CuPy’s compatibility with NumPy makes it possible to write CPU/GPU agnostic code. For this purpose, CuPy implements the cupy.get_array_module() function that returns a reference to cupy if any of its arguments resides on a GPU and numpy otherwise. Here is an example of a CPU/GPU agnostic function that computes log1p:

>>> # Stable implementation of log(1 + exp(x))
>>> def softplus(x):
...     xp = cp.get_array_module(x)  # 'xp' is a standard usage in the community
...     print("Using:", xp.__name__)
...     return xp.maximum(0, x) + xp.log1p(xp.exp(-abs(x)))

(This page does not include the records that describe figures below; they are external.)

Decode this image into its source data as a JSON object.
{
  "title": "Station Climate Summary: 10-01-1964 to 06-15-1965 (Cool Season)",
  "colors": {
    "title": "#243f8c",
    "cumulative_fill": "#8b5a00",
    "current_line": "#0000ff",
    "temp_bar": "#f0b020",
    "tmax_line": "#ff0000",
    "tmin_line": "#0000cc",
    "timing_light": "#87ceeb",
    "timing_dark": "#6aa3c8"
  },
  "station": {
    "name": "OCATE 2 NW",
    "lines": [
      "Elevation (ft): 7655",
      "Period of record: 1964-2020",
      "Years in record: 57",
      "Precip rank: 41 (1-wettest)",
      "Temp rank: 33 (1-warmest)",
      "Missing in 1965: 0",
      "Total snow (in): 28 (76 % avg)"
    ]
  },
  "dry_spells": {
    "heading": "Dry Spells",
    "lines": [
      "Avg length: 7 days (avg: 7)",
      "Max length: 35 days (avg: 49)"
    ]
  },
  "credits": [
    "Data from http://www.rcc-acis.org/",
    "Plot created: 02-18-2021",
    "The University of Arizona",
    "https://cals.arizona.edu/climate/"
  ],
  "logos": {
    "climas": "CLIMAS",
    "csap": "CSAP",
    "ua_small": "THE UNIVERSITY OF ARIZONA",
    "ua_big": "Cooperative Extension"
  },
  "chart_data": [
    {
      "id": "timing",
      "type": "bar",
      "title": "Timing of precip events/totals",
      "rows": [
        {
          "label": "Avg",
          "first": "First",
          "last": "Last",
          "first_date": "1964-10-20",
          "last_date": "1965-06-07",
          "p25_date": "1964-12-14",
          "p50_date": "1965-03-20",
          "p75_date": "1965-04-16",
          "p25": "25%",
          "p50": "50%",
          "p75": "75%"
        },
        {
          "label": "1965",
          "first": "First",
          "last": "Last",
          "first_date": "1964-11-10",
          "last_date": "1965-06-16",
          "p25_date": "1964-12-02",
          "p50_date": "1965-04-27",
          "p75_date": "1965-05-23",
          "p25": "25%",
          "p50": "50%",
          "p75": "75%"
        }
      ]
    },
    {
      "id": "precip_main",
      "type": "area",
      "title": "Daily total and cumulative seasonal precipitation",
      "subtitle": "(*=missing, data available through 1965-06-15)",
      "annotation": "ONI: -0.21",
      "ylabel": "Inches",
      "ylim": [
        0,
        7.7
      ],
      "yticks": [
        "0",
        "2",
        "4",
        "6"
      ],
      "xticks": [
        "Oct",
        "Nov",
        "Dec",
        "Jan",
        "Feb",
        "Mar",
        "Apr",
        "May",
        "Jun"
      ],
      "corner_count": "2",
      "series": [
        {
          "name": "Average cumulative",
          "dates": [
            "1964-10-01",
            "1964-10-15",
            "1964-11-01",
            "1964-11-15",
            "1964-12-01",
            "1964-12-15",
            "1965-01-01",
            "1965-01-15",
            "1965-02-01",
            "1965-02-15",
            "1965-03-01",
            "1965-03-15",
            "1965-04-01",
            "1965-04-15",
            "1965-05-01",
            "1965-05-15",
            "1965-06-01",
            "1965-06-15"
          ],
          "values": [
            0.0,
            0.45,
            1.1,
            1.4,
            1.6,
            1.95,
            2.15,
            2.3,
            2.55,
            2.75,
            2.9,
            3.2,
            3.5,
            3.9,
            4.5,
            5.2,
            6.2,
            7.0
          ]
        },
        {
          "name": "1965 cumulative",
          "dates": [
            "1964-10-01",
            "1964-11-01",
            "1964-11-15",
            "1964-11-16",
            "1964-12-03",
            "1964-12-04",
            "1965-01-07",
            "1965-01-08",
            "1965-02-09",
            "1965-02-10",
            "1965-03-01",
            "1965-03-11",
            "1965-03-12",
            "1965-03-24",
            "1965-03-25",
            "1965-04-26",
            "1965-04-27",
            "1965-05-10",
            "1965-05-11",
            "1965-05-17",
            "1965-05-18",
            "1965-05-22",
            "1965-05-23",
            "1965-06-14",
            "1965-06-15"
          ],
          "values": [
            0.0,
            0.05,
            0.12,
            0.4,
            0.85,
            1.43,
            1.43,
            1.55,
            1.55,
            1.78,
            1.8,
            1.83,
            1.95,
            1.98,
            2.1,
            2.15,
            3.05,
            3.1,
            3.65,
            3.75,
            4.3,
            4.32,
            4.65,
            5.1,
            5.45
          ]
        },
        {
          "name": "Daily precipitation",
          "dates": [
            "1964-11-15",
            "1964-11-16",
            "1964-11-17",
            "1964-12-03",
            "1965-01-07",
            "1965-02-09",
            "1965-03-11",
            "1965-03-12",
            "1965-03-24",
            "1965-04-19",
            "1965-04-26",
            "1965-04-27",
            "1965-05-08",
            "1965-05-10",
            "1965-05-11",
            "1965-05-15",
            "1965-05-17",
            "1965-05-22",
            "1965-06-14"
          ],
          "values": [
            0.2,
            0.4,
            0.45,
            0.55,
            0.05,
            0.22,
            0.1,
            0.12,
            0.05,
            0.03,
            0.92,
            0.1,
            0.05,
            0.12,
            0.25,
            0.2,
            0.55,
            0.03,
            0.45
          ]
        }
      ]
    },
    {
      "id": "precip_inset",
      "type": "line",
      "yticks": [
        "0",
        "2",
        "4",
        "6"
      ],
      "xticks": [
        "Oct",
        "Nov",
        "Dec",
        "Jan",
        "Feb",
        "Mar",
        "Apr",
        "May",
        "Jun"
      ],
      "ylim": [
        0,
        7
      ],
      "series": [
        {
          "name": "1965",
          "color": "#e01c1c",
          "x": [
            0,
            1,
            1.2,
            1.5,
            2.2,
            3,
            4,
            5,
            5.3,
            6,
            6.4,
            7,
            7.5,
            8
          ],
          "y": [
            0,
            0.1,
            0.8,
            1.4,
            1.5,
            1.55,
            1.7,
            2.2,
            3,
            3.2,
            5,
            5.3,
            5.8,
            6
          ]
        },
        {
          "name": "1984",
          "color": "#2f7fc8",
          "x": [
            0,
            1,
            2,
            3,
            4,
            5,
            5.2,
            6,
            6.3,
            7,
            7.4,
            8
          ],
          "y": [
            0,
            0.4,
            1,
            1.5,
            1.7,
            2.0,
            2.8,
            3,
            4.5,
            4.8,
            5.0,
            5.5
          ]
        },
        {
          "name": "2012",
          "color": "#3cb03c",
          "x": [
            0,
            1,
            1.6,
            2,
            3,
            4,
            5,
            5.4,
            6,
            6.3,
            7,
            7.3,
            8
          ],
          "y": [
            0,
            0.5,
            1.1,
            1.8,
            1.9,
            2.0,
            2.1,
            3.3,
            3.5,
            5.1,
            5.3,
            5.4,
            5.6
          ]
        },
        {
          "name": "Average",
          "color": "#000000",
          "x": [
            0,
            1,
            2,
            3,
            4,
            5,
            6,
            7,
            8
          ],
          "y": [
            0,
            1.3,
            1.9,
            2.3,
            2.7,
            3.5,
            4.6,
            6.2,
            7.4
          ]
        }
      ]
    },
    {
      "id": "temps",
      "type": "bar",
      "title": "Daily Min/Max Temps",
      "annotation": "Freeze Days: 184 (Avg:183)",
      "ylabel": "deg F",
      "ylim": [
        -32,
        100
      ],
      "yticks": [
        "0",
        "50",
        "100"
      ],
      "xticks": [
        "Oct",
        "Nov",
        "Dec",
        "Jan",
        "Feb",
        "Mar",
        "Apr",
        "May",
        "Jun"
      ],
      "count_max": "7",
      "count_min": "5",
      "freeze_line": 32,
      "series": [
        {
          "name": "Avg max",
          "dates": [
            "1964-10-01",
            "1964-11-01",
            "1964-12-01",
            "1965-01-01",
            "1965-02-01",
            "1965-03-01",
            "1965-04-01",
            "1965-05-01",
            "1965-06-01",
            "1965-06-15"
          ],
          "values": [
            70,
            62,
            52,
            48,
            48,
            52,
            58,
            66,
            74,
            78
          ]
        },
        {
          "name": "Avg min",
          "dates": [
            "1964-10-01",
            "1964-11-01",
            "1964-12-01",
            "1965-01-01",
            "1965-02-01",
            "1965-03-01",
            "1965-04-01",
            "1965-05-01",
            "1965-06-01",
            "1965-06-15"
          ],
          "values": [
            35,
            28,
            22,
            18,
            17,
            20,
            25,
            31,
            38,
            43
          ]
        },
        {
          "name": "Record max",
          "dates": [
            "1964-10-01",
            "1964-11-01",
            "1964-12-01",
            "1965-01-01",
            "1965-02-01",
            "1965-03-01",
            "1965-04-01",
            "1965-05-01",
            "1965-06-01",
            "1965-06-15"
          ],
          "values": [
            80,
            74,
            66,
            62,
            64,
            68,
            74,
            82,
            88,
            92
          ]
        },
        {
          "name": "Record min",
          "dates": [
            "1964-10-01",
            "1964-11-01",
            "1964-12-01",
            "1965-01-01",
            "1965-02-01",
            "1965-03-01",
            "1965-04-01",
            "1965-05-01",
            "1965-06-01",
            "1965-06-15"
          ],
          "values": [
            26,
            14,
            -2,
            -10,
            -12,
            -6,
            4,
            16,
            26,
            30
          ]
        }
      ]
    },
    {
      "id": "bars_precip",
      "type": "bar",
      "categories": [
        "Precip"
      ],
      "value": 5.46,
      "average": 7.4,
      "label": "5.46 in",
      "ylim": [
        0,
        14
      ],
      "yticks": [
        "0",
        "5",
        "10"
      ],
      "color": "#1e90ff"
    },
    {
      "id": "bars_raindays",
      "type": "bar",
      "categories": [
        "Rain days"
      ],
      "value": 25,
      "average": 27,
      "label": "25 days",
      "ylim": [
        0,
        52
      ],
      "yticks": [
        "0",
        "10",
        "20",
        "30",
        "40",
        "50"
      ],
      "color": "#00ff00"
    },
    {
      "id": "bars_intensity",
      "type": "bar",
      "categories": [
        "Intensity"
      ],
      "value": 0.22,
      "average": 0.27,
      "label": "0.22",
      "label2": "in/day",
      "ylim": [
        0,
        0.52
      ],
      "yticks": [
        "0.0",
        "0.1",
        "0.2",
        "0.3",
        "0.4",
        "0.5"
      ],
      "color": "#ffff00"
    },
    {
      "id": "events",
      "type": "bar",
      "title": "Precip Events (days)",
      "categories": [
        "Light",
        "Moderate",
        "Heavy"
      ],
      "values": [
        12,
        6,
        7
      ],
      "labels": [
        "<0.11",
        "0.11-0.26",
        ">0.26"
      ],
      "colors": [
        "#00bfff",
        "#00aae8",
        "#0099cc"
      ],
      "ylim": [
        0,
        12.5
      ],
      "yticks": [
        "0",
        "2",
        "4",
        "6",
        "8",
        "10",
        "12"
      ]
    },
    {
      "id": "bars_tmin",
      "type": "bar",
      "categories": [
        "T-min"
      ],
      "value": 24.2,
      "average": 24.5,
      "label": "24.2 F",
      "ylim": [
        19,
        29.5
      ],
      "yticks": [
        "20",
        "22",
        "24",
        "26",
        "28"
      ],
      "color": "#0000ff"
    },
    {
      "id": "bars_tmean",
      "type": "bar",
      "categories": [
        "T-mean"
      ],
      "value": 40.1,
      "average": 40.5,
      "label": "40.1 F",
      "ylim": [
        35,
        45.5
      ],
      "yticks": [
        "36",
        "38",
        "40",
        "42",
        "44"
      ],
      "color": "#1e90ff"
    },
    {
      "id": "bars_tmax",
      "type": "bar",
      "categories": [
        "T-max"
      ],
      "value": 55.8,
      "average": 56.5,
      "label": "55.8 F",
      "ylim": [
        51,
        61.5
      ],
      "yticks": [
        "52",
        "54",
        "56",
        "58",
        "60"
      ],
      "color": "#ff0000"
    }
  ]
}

When you need to manipulate CPU and GPU arrays, an explicit data transfer may be required to move them to the same location – either CPU or GPU. For this purpose, CuPy implements two sister methods called cupy.asnumpy() and cupy.asarray(). Here is an example that demonstrates the use of both methods:

>>> x_cpu = np.array([1, 2, 3])
>>> y_cpu = np.array([4, 5, 6])
>>> x_cpu + y_cpu
array([5, 7, 9])
>>> x_gpu = cp.asarray(x_cpu)
>>> x_gpu + y_cpu
Traceback (most recent call last):
TypeError: Unsupported type <class 'numpy.ndarray'>
>>> cp.asnumpy(x_gpu) + y_cpu
array([5, 7, 9])
>>> cp.asnumpy(x_gpu) + cp.asnumpy(y_cpu)
array([5, 7, 9])
>>> x_gpu + cp.asarray(y_cpu)
array([5, 7, 9])
>>> cp.asarray(x_gpu) + cp.asarray(y_cpu)
array([5, 7, 9])

The cupy.asnumpy() method returns a NumPy array (array on the host), whereas cupy.asarray() method returns a CuPy array (array on the current device). Both methods can accept arbitrary input, meaning that they can be applied to any data that is located on either the host or device and can be converted to an array.